L’enquête Les Soldats d’Allah, diffusée lundi 2 mai dans l’émission Spécial Investigation, sur Canal+, raconte l’infiltration d’un journaliste dans un groupe d’une dizaine d’hommes se revendiquant de Daech en France. Durant six mois, Saïd Ramzy (un nom d’emprunt) se fait passer pour l’un d’eux, et les filme en caméra cachée, principalement du côté de Châteauroux (Indre).

Si le film s’intéresse à la psychologie de ces djihadistes – dont le leader se dit prêt à mourir en martyr en perpétrant un attentat sur le sol français- il s’attarde également longuement sur les modes de communication utilisés.

Saïd Ramzy entre en contact avec eux en se créant un faux profil Facebook. Mais les djihadistes qui l’ajoutent sur le réseau social préfèrent poursuivre la conversation sur Telegram, une application de messagerie instantanée disponible sur téléphone.“Telegram est le principal outil de propagande des sympathisants de Daech. Et il est utilisé par les recruteurs de terroristes, des types par nature très ouverts” confirme à Télérama Marc Armone (un pseudonyme), le journaliste qui a épaulé son confrère infiltré, à distance.

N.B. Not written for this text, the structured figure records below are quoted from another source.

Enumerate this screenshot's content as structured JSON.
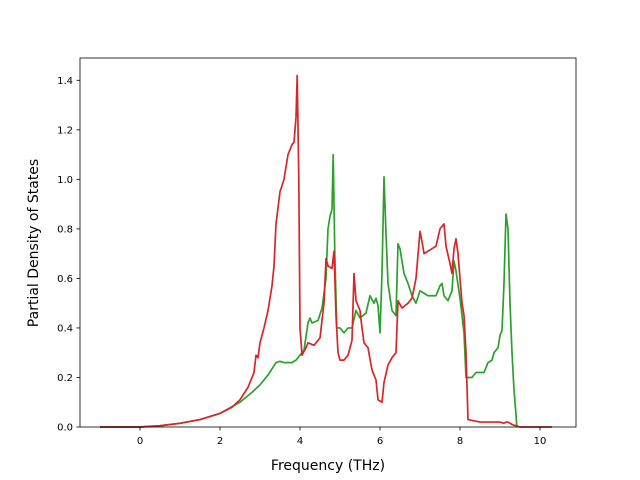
{
  "chart_data": {
    "type": "line",
    "title": "",
    "xlabel": "Frequency (THz)",
    "ylabel": "Partial Density of States",
    "xlim": [
      -1.5,
      10.9
    ],
    "ylim": [
      0.0,
      1.49
    ],
    "x_ticks": [
      0,
      2,
      4,
      6,
      8,
      10
    ],
    "x_tick_labels": [
      "0",
      "2",
      "4",
      "6",
      "8",
      "10"
    ],
    "y_ticks": [
      0.0,
      0.2,
      0.4,
      0.6,
      0.8,
      1.0,
      1.2,
      1.4
    ],
    "y_tick_labels": [
      "0.0",
      "0.2",
      "0.4",
      "0.6",
      "0.8",
      "1.0",
      "1.2",
      "1.4"
    ],
    "grid": false,
    "legend": "none",
    "series": [
      {
        "color": "#2ca02c",
        "points": [
          [
            -1.0,
            0.0
          ],
          [
            0.0,
            0.0
          ],
          [
            0.5,
            0.005
          ],
          [
            1.0,
            0.015
          ],
          [
            1.5,
            0.03
          ],
          [
            2.0,
            0.055
          ],
          [
            2.5,
            0.1
          ],
          [
            2.8,
            0.14
          ],
          [
            3.0,
            0.17
          ],
          [
            3.2,
            0.21
          ],
          [
            3.4,
            0.26
          ],
          [
            3.5,
            0.265
          ],
          [
            3.6,
            0.26
          ],
          [
            3.8,
            0.26
          ],
          [
            3.9,
            0.27
          ],
          [
            4.0,
            0.29
          ],
          [
            4.1,
            0.31
          ],
          [
            4.2,
            0.42
          ],
          [
            4.25,
            0.44
          ],
          [
            4.3,
            0.42
          ],
          [
            4.45,
            0.43
          ],
          [
            4.55,
            0.48
          ],
          [
            4.65,
            0.6
          ],
          [
            4.7,
            0.8
          ],
          [
            4.75,
            0.85
          ],
          [
            4.8,
            0.88
          ],
          [
            4.83,
            1.1
          ],
          [
            4.87,
            0.7
          ],
          [
            4.92,
            0.4
          ],
          [
            5.0,
            0.4
          ],
          [
            5.1,
            0.38
          ],
          [
            5.2,
            0.4
          ],
          [
            5.3,
            0.4
          ],
          [
            5.4,
            0.47
          ],
          [
            5.5,
            0.44
          ],
          [
            5.65,
            0.46
          ],
          [
            5.75,
            0.53
          ],
          [
            5.85,
            0.5
          ],
          [
            5.9,
            0.52
          ],
          [
            5.95,
            0.49
          ],
          [
            6.0,
            0.38
          ],
          [
            6.05,
            0.62
          ],
          [
            6.1,
            1.01
          ],
          [
            6.15,
            0.78
          ],
          [
            6.2,
            0.58
          ],
          [
            6.3,
            0.47
          ],
          [
            6.4,
            0.45
          ],
          [
            6.45,
            0.74
          ],
          [
            6.5,
            0.72
          ],
          [
            6.6,
            0.62
          ],
          [
            6.7,
            0.58
          ],
          [
            6.8,
            0.53
          ],
          [
            6.9,
            0.5
          ],
          [
            7.0,
            0.55
          ],
          [
            7.1,
            0.54
          ],
          [
            7.2,
            0.53
          ],
          [
            7.3,
            0.53
          ],
          [
            7.4,
            0.53
          ],
          [
            7.5,
            0.57
          ],
          [
            7.55,
            0.58
          ],
          [
            7.6,
            0.53
          ],
          [
            7.7,
            0.51
          ],
          [
            7.8,
            0.55
          ],
          [
            7.85,
            0.67
          ],
          [
            7.9,
            0.63
          ],
          [
            8.0,
            0.52
          ],
          [
            8.1,
            0.38
          ],
          [
            8.15,
            0.2
          ],
          [
            8.3,
            0.2
          ],
          [
            8.4,
            0.22
          ],
          [
            8.6,
            0.22
          ],
          [
            8.7,
            0.26
          ],
          [
            8.8,
            0.27
          ],
          [
            8.85,
            0.3
          ],
          [
            8.95,
            0.32
          ],
          [
            9.0,
            0.37
          ],
          [
            9.05,
            0.39
          ],
          [
            9.1,
            0.58
          ],
          [
            9.15,
            0.86
          ],
          [
            9.2,
            0.8
          ],
          [
            9.25,
            0.5
          ],
          [
            9.3,
            0.3
          ],
          [
            9.35,
            0.15
          ],
          [
            9.4,
            0.05
          ],
          [
            9.42,
            0.0
          ]
        ]
      },
      {
        "color": "#d62728",
        "points": [
          [
            -1.0,
            0.0
          ],
          [
            0.0,
            0.0
          ],
          [
            0.5,
            0.005
          ],
          [
            1.0,
            0.015
          ],
          [
            1.5,
            0.03
          ],
          [
            2.0,
            0.055
          ],
          [
            2.3,
            0.08
          ],
          [
            2.5,
            0.11
          ],
          [
            2.7,
            0.16
          ],
          [
            2.85,
            0.22
          ],
          [
            2.9,
            0.29
          ],
          [
            2.95,
            0.28
          ],
          [
            3.0,
            0.34
          ],
          [
            3.1,
            0.4
          ],
          [
            3.2,
            0.47
          ],
          [
            3.3,
            0.57
          ],
          [
            3.35,
            0.65
          ],
          [
            3.4,
            0.82
          ],
          [
            3.5,
            0.95
          ],
          [
            3.6,
            1.0
          ],
          [
            3.65,
            1.05
          ],
          [
            3.7,
            1.1
          ],
          [
            3.8,
            1.14
          ],
          [
            3.85,
            1.15
          ],
          [
            3.9,
            1.25
          ],
          [
            3.93,
            1.42
          ],
          [
            3.97,
            1.0
          ],
          [
            4.0,
            0.4
          ],
          [
            4.05,
            0.29
          ],
          [
            4.15,
            0.32
          ],
          [
            4.2,
            0.34
          ],
          [
            4.35,
            0.33
          ],
          [
            4.5,
            0.36
          ],
          [
            4.6,
            0.5
          ],
          [
            4.65,
            0.68
          ],
          [
            4.7,
            0.65
          ],
          [
            4.8,
            0.64
          ],
          [
            4.85,
            0.71
          ],
          [
            4.9,
            0.45
          ],
          [
            4.95,
            0.3
          ],
          [
            5.0,
            0.27
          ],
          [
            5.1,
            0.27
          ],
          [
            5.2,
            0.29
          ],
          [
            5.3,
            0.35
          ],
          [
            5.35,
            0.62
          ],
          [
            5.4,
            0.51
          ],
          [
            5.5,
            0.47
          ],
          [
            5.55,
            0.4
          ],
          [
            5.6,
            0.34
          ],
          [
            5.7,
            0.32
          ],
          [
            5.8,
            0.23
          ],
          [
            5.9,
            0.19
          ],
          [
            5.95,
            0.11
          ],
          [
            6.05,
            0.1
          ],
          [
            6.1,
            0.18
          ],
          [
            6.2,
            0.25
          ],
          [
            6.3,
            0.28
          ],
          [
            6.4,
            0.3
          ],
          [
            6.45,
            0.51
          ],
          [
            6.55,
            0.48
          ],
          [
            6.7,
            0.5
          ],
          [
            6.8,
            0.52
          ],
          [
            6.9,
            0.6
          ],
          [
            7.0,
            0.79
          ],
          [
            7.05,
            0.75
          ],
          [
            7.1,
            0.7
          ],
          [
            7.3,
            0.72
          ],
          [
            7.4,
            0.73
          ],
          [
            7.5,
            0.8
          ],
          [
            7.6,
            0.82
          ],
          [
            7.65,
            0.73
          ],
          [
            7.75,
            0.66
          ],
          [
            7.8,
            0.62
          ],
          [
            7.85,
            0.72
          ],
          [
            7.9,
            0.76
          ],
          [
            7.95,
            0.7
          ],
          [
            8.05,
            0.5
          ],
          [
            8.1,
            0.45
          ],
          [
            8.15,
            0.3
          ],
          [
            8.2,
            0.03
          ],
          [
            8.5,
            0.02
          ],
          [
            8.8,
            0.02
          ],
          [
            9.0,
            0.02
          ],
          [
            9.1,
            0.015
          ],
          [
            9.15,
            0.02
          ],
          [
            9.2,
            0.02
          ],
          [
            9.3,
            0.01
          ],
          [
            9.4,
            0.005
          ],
          [
            9.5,
            0.0
          ],
          [
            10.3,
            0.0
          ]
        ]
      }
    ]
  }
}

Le succès de Telegram auprès des djihadistes s’explique principalement par l’extrême confidentialité que garantit l’application. Les messages sont chiffrés et peuvent s’autodétruire. L’entreprise est si certaine de la sécurité de ses communications qu’elle offre 200 000 dollars à celui qui piratera et révélera des échanges. 100 000 dollars auraient été offerts à un développeur pour avoir dévoilé une faille, rapportait The Verge en 2014.

L’appli permet également d’envoyer des fichiers vocaux, des documents, et de créer des conversations de groupe allant jusqu’à 200 personnes. De véritables forums via lesquels les djihadistes peuvent diffuser leur propagande, s’organiser et mettre sur pied une attaque.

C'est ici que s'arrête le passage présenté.